As Michigan stagnated, the Terrapins found their groove. Just four minutes after Livers’ dunk put the exclamation mark on a dominant opening stretch, back-to-back 3-pointers from Aaron Wiggins cut the Wolverines’ lead to a precarious nine-point advantage.

For the first nine minutes of the second half, that’s where it remained, fluctuating between six and 11 — Michigan threatening to pull away and Maryland threatening to pull even, but neither coming to fruition. But when the Terrapins’ Serrel Smith Jr. buried a pull-up triple to cut the deficit to three with 10:21 to play, it seemed the latter had come to pass.

The Wolverines — just an hour after their most dominant stretch in months — were en route to their most crushing loss of the season.

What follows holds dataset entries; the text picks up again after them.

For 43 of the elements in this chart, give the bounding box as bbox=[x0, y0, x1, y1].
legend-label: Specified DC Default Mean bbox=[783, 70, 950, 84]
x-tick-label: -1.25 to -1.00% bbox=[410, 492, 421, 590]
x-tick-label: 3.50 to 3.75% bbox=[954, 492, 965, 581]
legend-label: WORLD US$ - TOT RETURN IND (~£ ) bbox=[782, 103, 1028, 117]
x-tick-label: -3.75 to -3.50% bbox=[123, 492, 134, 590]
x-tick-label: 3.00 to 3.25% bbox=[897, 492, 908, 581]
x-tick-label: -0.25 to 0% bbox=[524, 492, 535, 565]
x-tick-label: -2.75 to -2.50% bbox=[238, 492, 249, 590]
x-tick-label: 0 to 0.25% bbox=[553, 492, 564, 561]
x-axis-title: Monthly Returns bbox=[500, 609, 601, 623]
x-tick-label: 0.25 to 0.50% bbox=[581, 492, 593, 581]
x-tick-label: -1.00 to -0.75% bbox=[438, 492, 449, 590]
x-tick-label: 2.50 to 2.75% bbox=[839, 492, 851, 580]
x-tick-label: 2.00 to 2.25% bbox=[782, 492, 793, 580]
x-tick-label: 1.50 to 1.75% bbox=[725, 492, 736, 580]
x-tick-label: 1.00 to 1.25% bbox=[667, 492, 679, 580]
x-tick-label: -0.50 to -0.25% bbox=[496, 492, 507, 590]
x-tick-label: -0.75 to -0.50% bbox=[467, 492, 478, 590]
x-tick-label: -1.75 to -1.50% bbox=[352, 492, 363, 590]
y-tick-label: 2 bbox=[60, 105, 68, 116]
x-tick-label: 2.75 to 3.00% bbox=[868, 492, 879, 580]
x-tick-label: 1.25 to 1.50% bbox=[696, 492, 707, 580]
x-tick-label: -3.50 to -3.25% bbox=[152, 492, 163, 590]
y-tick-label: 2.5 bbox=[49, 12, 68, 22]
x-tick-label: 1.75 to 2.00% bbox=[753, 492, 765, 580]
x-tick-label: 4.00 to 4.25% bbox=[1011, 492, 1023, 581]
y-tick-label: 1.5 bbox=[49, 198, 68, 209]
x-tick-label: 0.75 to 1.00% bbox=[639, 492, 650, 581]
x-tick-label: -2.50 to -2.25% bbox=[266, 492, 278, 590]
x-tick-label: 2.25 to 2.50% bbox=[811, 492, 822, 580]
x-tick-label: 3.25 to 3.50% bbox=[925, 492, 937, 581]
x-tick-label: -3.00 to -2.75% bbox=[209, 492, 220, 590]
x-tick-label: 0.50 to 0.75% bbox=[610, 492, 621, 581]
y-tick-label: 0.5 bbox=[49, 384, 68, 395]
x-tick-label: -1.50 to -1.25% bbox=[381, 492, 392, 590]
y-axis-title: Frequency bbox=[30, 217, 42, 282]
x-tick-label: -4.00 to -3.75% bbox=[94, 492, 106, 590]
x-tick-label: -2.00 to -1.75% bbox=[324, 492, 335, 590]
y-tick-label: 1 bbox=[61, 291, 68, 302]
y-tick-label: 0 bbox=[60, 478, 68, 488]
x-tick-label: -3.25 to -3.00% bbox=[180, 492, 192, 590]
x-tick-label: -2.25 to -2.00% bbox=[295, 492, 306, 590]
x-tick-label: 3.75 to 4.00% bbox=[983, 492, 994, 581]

Then, as he so often does, sophomore guard Jordan Poole provided a much-needed spark, darting into the lane in transition and eurostepping past a helpless Maryland defender to extend Michigan’s lead back to two possessions. On the next trip down the floor, junior guard Zavier Simpson hit just the Wolverines’ second three of the half, sending the Crisler Center into a frenzy and re-establishing Michigan’s eight-point advantage.

“Any three that we hit in the second (half) — whether it was (freshman forward Ignas Brazdeikis)’, (Jon Teske)’s, Zavier’s — they were just huge to get us back,” Beilein said. “It was going south pretty quick. We couldn’t get anything to go and they were getting really easy shots.”

The Terrapins never got the deficit back within one possession, giving Michigan a win that may look easy on the statsheet but was, in reality, anything but.

After Tuesday’s episode in State College, the Wolverines will take it.